Nel 2018, infatti, sono stati trovati residui di pesticidi nel 77% dei punti di campionamento delle acque superficiali e nel 36% di quelle sotterranee; più precisamente, nelle acque superficiali il 24,4% dei punti monitorati presenta concentrazioni superiori ai limiti di qualità ambientale; il 6% nelle acque sotterranee.
La fonte principale della contaminazione è l’agricoltura.
È quanto emerge dall’ultimo Annuario dell’Ispra, presentato poche settimane fa.
Orbene, quando c’è una norma di tutela dell’ambiente e della salute pubblica che pone determinati valori – limite (indipendentemente dalla loro reale efficacia protettiva) e una platea di destinatari che ha qualche problema a rispettarli, per dirla in maniera delicata, di solito la reazione è quella di cercare i modi più efficaci per indurre quei destinatari a rispettare quelle norme.
Almeno questo è quello che dovrebbe accadere nei paesi civili.
E questo è quello che non accade in questo paese.
Per esempio, nel 1985 viene emanato un provvedimento legislativo che, recependo un’indicazione comunitaria, fissa dei limiti rigorosi per la presenza di atrazina (un erbicida “sospettato” di esser cancerogeno e mutageno) nell’acqua.
Ben presto però, alle prime analisi delle acque seguite all’emissione del decreto, ci si rende conto che, a prenderli sul serio, quei limiti rischiano di fare molti danni.
Alla “economia nazionale”, ovviamente, non certo all’ambiente e alla salute delle persone.
Pertanto, secondo una virtuosa usanza invalsa nelle stanze dove si prendono le decisioni politiche in queste materie quando si deve scegliere tra la tutela dell’economia nazionale (che poi, tradotto, significherebbe, grosso modo, del profitto di qualche azienda) e quella dell’ambiente e della salute pubblica, non ci sono dubbi: si opta, senza frapporre indugio, per la prima.
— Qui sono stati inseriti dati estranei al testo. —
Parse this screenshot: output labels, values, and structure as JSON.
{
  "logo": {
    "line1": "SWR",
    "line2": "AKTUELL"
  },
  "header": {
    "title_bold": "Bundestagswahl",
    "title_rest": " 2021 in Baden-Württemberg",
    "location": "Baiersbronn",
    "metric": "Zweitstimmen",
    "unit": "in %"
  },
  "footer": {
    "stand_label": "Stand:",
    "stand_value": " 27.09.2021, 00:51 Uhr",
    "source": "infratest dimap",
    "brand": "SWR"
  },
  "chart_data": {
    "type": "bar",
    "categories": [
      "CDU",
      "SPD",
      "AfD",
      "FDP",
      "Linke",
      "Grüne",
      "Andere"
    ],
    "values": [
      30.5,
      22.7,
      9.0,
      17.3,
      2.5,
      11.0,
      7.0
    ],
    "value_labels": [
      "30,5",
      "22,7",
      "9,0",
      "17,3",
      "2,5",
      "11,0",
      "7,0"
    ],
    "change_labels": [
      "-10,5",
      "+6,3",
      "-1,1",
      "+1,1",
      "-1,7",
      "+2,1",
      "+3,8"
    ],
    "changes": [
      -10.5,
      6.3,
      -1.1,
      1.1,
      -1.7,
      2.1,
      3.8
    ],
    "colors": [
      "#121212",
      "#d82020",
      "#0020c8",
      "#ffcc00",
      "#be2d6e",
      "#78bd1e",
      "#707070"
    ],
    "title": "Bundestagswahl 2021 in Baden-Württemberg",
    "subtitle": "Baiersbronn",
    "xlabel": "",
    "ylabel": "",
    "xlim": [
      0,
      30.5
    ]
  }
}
In modo conforme alla nota la creatività italica, naturalmente: se l’acqua non rispetta i limiti di legge, non si bonifica l’acqua, si alzano i limiti di legge.
Il ministro sotto la cui oculata regia si realizza questo paradigma di legalità nazionale è il celeberrimo Donat Cattin.
L’atrazina fu poi vietata qualche anno dopo; ciononostante, a trent’anni di distanza, essa impreziosisce ancor oggi le acque di larghi tratti del territorio nazionale: dalla Pianura Padana alla Puglia (l’ultima rilevazione, in tal senso, è di soli due anni fa).
Il “modello atrazina” resta evidentemente un prodotto tipico nazionale.
Per tornare alla questione acque – pesticidi, infatti, se tanti corpi idrici del belpaese risultano additivate di glifosato, neonicotinoidi e altre simili salubrità, oggi ci sono autorevoli studi che forniscono preziosi consigli su come risolvere il problema: adottare “nuovi indicatori di qualità per gli agrofarmaci” (mai farsi sfuggire la parola “pesticidi” in certi contesti!).
In pratica, alzare i limiti di legge.
Ciò soprattutto per scongiurare il più grave rischio che deriva dai superamenti di quelli oggi in vigore: il fatto che quei superamenti “spesso causano allarmi a livello di media e Autorità locali”.
Il tutto in una pubblicazione patrocinata da una delle più importanti associazioni di categoria del mondo agricolo, e da un’associazione che si occupa di “scienza e tecnologie per l’agricoltura.”
A questo punto, solo qualche domanda finale: che idea hanno di sostenibilità, precisamente, gli autori e gli sponsors di questo studio?
Quanto è ampio il perimetro delle interpretazioni di questo principio?
Ma, soprattutto, quanto possiamo ancora prenderlo sul serio, noi cittadini e consumatori, il concetto di sostenibilità?